Southbound

grapecrusherLast weekend I headed southbound down I-5, but it was no vacation. I was moving from the Willamette Valley to the Napa Valley. I was migrating from pinot noir to cabernet sauvignon. It was less than a ten hour drive, but it’s worlds apart.

Cabernet and pinot may both be wines, but they have little in common other than being red.  Cabernet’s backbone is tannin, while pinot’s is acidity - at least that’s what nature intended. The culture between the Willamette Valley and the Napa Valley is also a contrast. The hippie winemaking ashram of Oregon versus the corporate powerhouse of Napa. For me it is another step on a winemaking  journey: three vintages in Italy, three in Oregon and now on to Napa.

I’ve learned many things on this odyssey. First and foremost is that your palate is not a machine that can be calibrated, but something always in motion. Something that is influenced and defined by the wines you are drinking at the moment. After three years of drinking young nebbiolo, the the wines of Oregon seemed unstructured.

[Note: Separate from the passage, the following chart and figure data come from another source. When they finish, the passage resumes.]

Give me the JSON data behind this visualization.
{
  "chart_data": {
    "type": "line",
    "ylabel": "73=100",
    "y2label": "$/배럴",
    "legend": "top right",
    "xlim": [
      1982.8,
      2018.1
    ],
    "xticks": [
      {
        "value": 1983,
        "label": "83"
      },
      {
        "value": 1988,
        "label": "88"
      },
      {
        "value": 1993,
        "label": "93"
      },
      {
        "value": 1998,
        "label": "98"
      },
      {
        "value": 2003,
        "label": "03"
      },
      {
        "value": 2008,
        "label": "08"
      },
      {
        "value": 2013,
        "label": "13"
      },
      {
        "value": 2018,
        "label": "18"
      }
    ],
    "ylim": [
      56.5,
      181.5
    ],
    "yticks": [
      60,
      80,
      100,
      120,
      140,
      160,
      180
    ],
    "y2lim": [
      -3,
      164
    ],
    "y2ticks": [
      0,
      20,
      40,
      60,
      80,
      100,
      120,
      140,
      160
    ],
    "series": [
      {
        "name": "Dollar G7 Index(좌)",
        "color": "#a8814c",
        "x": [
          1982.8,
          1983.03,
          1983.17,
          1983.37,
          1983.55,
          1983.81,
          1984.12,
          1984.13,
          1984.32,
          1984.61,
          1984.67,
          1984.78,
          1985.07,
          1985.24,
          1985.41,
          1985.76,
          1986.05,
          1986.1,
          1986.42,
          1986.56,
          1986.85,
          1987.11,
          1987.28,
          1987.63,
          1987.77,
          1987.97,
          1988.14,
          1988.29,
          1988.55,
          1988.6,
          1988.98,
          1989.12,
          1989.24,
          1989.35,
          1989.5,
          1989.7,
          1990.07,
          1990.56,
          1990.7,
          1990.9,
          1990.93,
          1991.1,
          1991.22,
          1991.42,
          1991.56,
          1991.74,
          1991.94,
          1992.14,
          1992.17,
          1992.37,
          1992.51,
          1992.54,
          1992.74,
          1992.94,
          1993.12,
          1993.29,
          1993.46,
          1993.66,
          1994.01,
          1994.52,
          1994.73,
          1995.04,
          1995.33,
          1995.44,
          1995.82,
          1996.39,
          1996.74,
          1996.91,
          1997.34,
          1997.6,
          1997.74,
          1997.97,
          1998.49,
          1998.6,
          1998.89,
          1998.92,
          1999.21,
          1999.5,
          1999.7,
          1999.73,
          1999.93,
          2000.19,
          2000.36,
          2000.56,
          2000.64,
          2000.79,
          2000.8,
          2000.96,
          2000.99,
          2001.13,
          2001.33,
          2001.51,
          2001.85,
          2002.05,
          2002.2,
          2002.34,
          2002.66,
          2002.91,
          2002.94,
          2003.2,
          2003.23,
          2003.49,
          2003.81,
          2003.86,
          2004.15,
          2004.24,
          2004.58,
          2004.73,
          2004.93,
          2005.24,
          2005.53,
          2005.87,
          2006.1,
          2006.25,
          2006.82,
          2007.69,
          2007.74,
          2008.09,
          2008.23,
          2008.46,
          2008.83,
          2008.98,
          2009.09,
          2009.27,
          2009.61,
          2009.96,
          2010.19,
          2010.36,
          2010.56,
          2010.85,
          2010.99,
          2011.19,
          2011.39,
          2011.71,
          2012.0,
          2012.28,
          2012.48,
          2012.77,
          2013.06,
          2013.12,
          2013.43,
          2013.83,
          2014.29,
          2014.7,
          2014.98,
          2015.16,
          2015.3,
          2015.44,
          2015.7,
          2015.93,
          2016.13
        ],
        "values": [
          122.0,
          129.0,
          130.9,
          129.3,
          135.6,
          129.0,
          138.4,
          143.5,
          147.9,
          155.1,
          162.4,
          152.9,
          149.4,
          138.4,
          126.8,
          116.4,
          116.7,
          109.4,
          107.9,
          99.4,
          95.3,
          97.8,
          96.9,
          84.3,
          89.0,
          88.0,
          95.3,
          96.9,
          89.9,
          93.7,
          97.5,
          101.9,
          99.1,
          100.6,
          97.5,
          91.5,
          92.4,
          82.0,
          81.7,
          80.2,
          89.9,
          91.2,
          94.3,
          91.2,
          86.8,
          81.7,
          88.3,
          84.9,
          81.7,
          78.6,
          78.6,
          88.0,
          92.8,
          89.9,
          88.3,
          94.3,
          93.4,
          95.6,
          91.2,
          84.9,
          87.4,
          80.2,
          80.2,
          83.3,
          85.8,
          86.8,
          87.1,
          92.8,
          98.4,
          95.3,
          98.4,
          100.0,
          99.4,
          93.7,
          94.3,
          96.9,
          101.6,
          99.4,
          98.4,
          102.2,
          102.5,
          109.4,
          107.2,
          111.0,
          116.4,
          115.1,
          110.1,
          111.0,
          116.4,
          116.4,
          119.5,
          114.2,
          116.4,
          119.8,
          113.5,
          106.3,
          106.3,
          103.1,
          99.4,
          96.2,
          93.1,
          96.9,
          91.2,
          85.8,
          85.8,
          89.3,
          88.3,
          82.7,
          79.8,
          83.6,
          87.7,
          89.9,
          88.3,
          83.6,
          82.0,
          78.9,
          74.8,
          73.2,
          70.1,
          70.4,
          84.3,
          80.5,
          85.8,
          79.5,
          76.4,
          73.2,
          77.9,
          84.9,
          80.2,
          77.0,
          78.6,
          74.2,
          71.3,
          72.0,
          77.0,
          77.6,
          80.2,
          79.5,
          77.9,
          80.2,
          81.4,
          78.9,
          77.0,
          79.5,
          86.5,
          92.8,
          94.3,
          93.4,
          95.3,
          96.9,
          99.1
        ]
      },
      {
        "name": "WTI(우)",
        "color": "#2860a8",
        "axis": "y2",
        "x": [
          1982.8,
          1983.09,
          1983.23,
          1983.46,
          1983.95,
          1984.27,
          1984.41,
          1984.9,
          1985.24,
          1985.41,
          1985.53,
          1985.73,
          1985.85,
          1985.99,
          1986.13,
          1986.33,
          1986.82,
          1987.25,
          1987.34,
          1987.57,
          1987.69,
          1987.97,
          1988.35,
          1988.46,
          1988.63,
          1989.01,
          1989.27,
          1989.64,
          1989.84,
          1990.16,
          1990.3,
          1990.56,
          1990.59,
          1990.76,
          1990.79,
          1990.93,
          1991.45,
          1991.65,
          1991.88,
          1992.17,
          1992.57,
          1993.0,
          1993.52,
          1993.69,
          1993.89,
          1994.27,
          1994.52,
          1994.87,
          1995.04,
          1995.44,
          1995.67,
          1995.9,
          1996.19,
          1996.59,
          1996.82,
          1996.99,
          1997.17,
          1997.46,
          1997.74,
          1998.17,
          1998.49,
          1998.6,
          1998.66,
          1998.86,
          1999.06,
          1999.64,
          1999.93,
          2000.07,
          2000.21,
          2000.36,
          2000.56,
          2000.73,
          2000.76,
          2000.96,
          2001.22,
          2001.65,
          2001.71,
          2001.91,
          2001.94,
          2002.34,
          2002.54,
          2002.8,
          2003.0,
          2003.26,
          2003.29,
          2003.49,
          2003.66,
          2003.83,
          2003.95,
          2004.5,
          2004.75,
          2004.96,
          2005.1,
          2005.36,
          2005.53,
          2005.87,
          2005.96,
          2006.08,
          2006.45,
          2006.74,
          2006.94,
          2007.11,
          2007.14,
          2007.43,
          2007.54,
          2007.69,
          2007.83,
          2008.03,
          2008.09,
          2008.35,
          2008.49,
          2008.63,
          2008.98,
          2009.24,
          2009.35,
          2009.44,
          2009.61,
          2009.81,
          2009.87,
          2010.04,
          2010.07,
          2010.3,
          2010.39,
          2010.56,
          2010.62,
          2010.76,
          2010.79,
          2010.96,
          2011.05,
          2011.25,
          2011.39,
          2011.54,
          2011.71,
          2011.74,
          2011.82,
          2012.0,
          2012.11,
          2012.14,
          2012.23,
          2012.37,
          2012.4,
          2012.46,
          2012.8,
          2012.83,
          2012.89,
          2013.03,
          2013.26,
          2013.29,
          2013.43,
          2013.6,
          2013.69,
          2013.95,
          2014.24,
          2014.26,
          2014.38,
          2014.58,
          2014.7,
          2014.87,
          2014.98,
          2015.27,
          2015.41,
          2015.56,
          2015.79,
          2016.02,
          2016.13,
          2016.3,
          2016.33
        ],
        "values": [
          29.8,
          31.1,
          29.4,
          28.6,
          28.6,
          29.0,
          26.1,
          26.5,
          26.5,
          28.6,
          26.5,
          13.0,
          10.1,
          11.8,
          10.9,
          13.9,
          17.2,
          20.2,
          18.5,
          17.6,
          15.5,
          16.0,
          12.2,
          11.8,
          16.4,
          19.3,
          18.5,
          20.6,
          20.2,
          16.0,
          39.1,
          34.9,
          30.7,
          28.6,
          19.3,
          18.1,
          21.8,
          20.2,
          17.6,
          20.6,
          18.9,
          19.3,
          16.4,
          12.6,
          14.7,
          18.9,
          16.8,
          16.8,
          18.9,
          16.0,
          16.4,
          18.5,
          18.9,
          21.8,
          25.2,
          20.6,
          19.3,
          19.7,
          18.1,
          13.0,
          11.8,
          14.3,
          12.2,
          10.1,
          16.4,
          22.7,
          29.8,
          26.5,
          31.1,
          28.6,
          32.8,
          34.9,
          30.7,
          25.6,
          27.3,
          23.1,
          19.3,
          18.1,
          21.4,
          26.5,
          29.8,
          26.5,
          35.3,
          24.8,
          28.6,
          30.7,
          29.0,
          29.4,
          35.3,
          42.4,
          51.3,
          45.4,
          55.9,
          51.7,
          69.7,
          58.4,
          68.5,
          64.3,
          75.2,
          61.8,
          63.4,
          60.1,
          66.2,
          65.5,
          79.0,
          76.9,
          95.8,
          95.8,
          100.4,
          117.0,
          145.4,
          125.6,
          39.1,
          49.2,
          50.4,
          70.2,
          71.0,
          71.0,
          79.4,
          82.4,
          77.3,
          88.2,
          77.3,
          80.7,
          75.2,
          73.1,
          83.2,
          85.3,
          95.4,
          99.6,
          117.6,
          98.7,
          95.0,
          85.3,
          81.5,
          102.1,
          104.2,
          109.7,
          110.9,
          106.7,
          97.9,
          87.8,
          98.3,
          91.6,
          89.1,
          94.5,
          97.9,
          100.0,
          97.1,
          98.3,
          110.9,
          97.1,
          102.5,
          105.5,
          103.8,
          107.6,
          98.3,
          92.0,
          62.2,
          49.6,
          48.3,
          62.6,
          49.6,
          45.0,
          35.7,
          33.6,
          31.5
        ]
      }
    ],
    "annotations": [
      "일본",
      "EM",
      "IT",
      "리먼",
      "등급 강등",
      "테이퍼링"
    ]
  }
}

After three years of Oregon pinot the wines of Napa seemed bombastic. Yet after a month of drinking them my palate has adjusted and opened so that I also appreciate their power and concentration. As in all art, beauty is in the eye of the beholder.  The fashion today is to rank wines with an exactitude that is absurd, but true connoisseurs understand that it’s the full rainbow of diversity that makes wine such a compelling beverage.

Wine is a beautiful, creative thing that brings not only happiness, but health and invites us to sit back and appreciate life and each other. Those that define it by points deny this cultural and aesthetic beauty. Those that rank wines don’t give up their aesthetic distance when they taste. I do.

So this is my first week as a full time resident of Napa, a place I’ve visited many, many times over almost three decades. It’s a new start in familiar surroundings.  I hope regular readers will forgive the sporadic posts over the last two weeks during my move and transition into my new job, but now I’m back to the the blogging grindstone. I’ll not be commenting on California cabernet for obvious reasons, but will be increasing my commentary on exciting wines of America’s Northwest as I separate myself from day-to-day relationships with wineries there. As always you’ll find extensive commentary on the wines of Europe, which I love.

IMG_0043 Now you’ll find my professional attentions focused on Cornerstone Cellars, which produces two cabernet sauvignon wines, a Napa Valley and a Howell Mountain, crafted by an extraordinary winemaker, Celia Masyczek. So my blogging focus will be on everything but Napa Cab.

I became a wine professional in 1980. Now as I approach my 30th year immersed in all things wine and food I can only count my blessings. Most of all I treasure the diversity of taste that I have been privileged to experience. That experience has taught me to dig deep to understand the character of wine and those who make it. With the same passion I took on nebbiolo and pinot noir I now focus on cabernet sauvignon.

Appreciating each wine and wine region for both what it is and what it isn’t is what wine appreciation is all about. I’m about to truly appreciate the wines of the Napa Valley.